In a commercial production situation, where it is desirable to minimize overcrowding, I would reduce each 6 inch (15 cm) potted plant to the youngest 4 leaves every week. Four inch (10 cm) potted lilies are allowed to keep any leaf that is not beginning to yellow.
The secret to producing enough plants for the beginning of the sales season is two fold: You must start the tubers into growth in 85-90 degree F water…and you must start the process early, by February 15th in the U.S…. about four months before your targeted date for sales. This is true not only for Betty Lou, but for any of the Aussie hybrids or species.
There has long been a myth in the industry that Australian water lilies are prone to go dormant when they are shipped. Not true! IF they have most their roots and leaves intact, and they are immediately replanted into fertilized soil, in a pond of 75-80 degrees F ( 23-27 C), they will not go dormant on the customer. I have shipped Aussies to Denver, Florida, and to West Virginia, with no problem. When shipping Australian lilies bare root, you MUST leave as many roots and leaves as possible. Other species of lilies seem to recover well when most leaves and roots have been removed for shipment, but this is NOT true for Aussies!
Another myth is that Australian water lilies require deep water. They may tolerate deep water in Australia, but we grow a number of Aussies with only 6 inches (15 cm) of water over their pots, and they are just fine. There is one benefit to deeper water however: those Aussies that have large flowers and long stems seem to resist falling over in rainstorms when the water is 25 inches (62 cm) over the soil level in the pot. (One of the benefits of Betty Lou is that it does not need the support of deeper water to keep its blooms erect.)

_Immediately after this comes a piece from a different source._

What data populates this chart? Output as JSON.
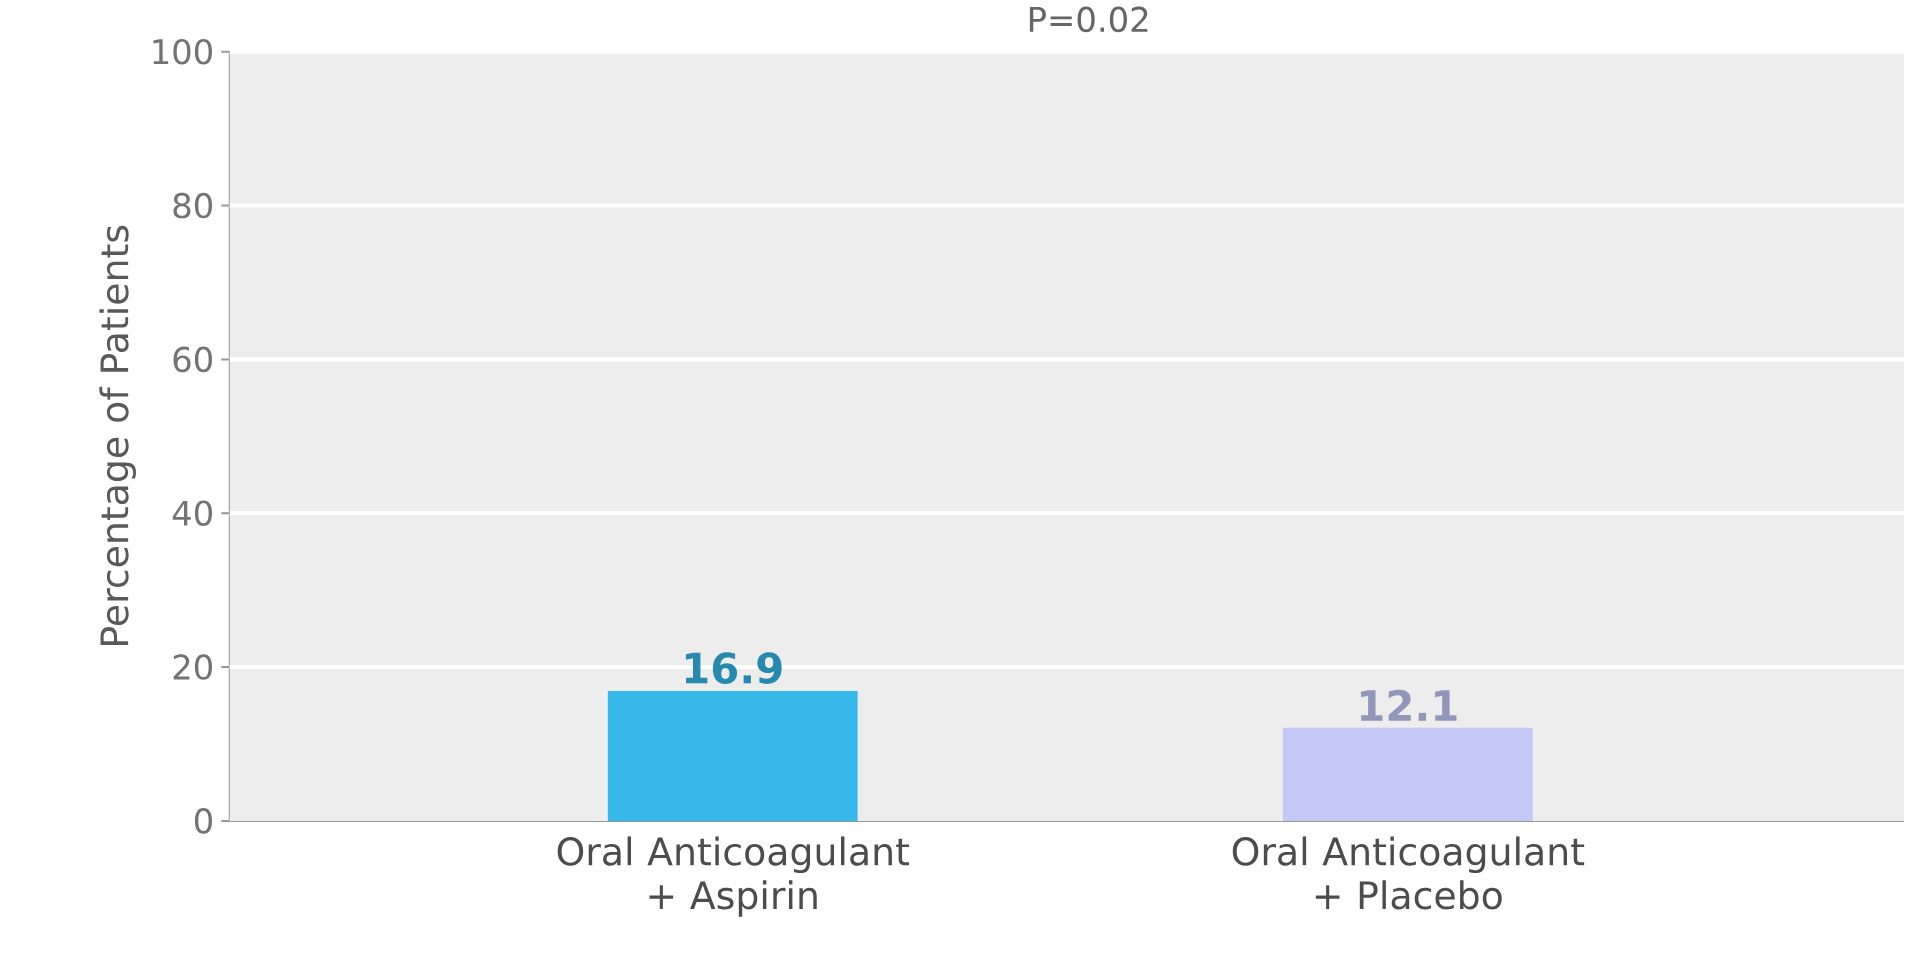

Finally, all of the cultural information above is applicable to any Australian native or hybrid water lily. The Aussie lily Albert de Lestang has been available in the US market for many years, and it is easy to grow. I think that immutabilis is also a very easy species to grow, and it can be raised from seed, too. To prevent premature sprouting of immutabilis seeds, I store them in water at 60-70 degrees F. (15-21 C)
When I am ready to germinate any Aussie seed, I place the seeds in zip lock bags of water, in a 90 degree heated tank. I plant the seeds into shallow trays of fertilized soil when I see at least 30-40% germination in the bags, which may take 3 to 4 weeks. I place about 40-50 germinating seeds on the surface of a 10 inch (25 cm) saucer of wet, fertilized soil, and then cover completely with ¼ inch of sand. Wet the soil carefully so as not to dislodge the seeds, and then gently slip the saucer under water in a heated tank. Raise the saucer to within an inch of the surface. ( I prop them up on an empty pot.) Separate and replant the seedlings when most have a few floating leaves that are at least 1-2 inches in diameter, planting one seedling to each four (10 cm) inch pot of fertilized soil. In 2-3 weeks, they will need to go into larger pots, unless you want to tuber them. In that case, plant 3 or four seedlings in the same 10 cm pot, and do not fertilize again. Trim any roots that come out of the bottom of the pot.
Sometimes, after the seedlings have floating leaves, but are still too small to be transplanted from their seed tray, I like to push some crumbs of fertilizer tablets into the soil in between the seedlings, to encourage more growth. Alternately, I invert the seedling tray, let the intact mass of rooted seedlings dislodge from the tray, sprinkle some fertilizer on the root mass, and then return it to its tray. Seedlings with floating leaves may need to be transplanted within ten days or so after this supplemental feeding.